Brian Staveley, author of the Chronicle of the Unhewn Thrown series, is back with Skullsworn, the story of Pyrre Lakatur, an apprentice assassin. Brian stopped by the blog to tell us how he writes.
The White Witch. Sauron. Emperor Palpatine. As far as I’m concerned, none of them compare, for sheer destructive villainy, to the Internet.
The Internet is determined to ruin my life. For starters, the Internet definitely does not want me to write books. It thinks writing books is way less important than, say, looking at a video of an anaconda swallowing a cow. The Internet thinks it’s a good idea for me to spend ten minutes clicking through photos of baseball players falling down. Sometimes, when I don’t want to write any more, I’ll think, “I’ll read a book.” I love reading books, but if the Internet is anywhere around, it will do its level best to convince me that, instead of reading, what I should really be doing is filling out some quiz to figure out what kind of penguin I am.
I have nothing but contempt for myself every time I fall prey to one of the Internet’s schemes, but here’s the thing. The Internet is f*****g sneaky. While writing Skullsworn, for instance, I needed to do a little research. The book is a love story that takes place in a tropical river delta city where people keep getting eaten by various creatures. There’s a fight between some assassins and some crocodiles, which I thought meant I was totally justified in doing some research about crocodiles. I wanted to understand basic stuff like size, speed, age, strength, and the rest of it. So far, so good.
Or so I thought. This is how the Internet gets you.
I went in looking for crocodiles, then watched some alligator wrestling, then ended up watching some mixed martial arts, then wanted to know just why Brazilian Jiu Jitsu is so damned effective, then spent a lot of time reading about the history of BJJ, then checked to see if there were any local places that teach BJJ, and now—I’m not making this up—I can’t type the Q, A, or Z keys effectively because I started going to one of these classes, dislocated my finger, had some dude named Ben yank it back into place, and now it doesn’t work all that well. Because of the Internet.
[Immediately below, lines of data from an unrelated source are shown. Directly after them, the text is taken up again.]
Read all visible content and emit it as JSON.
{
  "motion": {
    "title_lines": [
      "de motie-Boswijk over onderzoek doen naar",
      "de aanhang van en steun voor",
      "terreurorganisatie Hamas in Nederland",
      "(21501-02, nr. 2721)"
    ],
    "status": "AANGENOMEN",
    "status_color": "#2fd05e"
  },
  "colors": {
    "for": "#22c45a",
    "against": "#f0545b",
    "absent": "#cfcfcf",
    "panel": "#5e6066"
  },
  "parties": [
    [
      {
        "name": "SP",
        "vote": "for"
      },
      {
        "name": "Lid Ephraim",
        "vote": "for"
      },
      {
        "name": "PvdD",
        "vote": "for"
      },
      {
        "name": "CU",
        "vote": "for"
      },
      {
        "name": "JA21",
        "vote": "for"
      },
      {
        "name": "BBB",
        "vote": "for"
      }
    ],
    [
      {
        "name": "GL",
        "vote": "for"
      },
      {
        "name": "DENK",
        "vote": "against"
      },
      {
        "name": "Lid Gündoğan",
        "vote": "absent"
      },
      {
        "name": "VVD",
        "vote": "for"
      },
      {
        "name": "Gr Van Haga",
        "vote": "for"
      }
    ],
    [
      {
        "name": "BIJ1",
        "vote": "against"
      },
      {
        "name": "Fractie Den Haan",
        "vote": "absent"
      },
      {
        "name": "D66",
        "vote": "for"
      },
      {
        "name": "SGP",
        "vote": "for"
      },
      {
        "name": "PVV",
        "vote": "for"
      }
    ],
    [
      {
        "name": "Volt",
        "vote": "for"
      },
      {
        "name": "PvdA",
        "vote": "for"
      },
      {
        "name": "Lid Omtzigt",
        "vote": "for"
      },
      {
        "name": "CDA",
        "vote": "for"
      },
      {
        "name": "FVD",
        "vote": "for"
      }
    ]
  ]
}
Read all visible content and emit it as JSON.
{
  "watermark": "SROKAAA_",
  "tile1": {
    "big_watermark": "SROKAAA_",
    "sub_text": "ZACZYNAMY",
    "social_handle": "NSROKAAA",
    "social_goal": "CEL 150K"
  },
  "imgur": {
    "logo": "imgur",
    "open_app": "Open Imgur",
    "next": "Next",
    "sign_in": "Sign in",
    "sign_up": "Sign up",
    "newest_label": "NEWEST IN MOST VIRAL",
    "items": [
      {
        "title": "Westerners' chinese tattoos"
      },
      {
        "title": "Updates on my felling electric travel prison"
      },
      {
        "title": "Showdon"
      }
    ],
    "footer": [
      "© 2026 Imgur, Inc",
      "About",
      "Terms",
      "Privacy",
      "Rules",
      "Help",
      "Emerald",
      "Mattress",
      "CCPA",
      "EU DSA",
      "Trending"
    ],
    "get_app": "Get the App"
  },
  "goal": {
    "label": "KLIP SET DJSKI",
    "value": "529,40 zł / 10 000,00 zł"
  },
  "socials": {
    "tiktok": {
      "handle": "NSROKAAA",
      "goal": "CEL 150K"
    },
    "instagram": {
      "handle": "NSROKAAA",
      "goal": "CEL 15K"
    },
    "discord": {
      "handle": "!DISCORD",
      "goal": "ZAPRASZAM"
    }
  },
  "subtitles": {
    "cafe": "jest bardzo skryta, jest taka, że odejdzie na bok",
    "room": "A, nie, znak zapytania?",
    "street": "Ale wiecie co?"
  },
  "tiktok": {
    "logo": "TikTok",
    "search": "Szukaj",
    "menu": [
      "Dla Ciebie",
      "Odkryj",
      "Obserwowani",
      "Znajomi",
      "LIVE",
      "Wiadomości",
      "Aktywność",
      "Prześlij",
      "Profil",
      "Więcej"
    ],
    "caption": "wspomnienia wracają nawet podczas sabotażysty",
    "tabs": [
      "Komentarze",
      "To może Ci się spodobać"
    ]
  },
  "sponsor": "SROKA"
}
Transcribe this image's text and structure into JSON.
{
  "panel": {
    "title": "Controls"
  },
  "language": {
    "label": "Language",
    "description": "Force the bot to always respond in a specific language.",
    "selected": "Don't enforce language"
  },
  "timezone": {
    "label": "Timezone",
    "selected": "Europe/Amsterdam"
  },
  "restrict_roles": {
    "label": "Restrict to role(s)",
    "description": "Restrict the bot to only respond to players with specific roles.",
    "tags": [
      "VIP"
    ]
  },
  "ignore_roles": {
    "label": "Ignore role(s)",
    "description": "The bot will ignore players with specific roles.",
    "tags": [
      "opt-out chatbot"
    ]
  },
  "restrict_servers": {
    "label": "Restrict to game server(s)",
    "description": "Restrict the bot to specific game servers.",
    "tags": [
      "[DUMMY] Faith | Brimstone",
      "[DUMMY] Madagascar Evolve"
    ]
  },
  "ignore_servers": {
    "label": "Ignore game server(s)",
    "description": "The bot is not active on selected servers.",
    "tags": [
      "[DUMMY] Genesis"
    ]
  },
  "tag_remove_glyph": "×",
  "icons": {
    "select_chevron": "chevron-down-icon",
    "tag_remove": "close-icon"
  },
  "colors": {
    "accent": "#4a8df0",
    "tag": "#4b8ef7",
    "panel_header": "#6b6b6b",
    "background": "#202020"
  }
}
The Internet is like the One Ring: you think you’re going to be able to use its power for good, but in the end it will destroy you. And by you, I mean me. Fortunately, I learned my lesson from The Lord of the Rings. Like Gandalf and Elrond, I’m well aware that, in the face of the Internet, whatever self-control I think I possess will crumble to dust. The only way to survive is not to touch it, and since when it’s around the temptation is so great, I have to flee into the wilds. Specifically, I go to a lake in the mountains of southern Vermont where there is no internet connection and incredibly spotty cell service. It’s there—sitting at a wobbly old picnic table, listening to the loons—that I’m able to do my best, most consistent work.
It’s not that there aren’t distractions outdoors. Those loons can be loud. There’s one particularly swashbuckling chipmunk who will literally climb over me to get at my snacks. When it’s warm, I’ll take a break to swim. These distractions, however, unlike the pernicious seductions of the Internet, have a way of leading me back to myself and the book I’m trying to write. Half an hour scrolling through facebook leaves me feeling desiccated and useless; half an hour swimming across the lake and I’m brimming with ideas. I never would have finished Skullsworn without that lake.
There is, however, a flaw to this strategy: winter. The only way to get to the lake in winter is to ski, and in this part of Vermont the temperature can hover around -10F for weeks. All of which drives me inside, and you know what’s waiting inside…
Now, if you’ll excuse me, I have a book to write. By which I mean I need to watch this slow motion montage of people falling off of rope swings.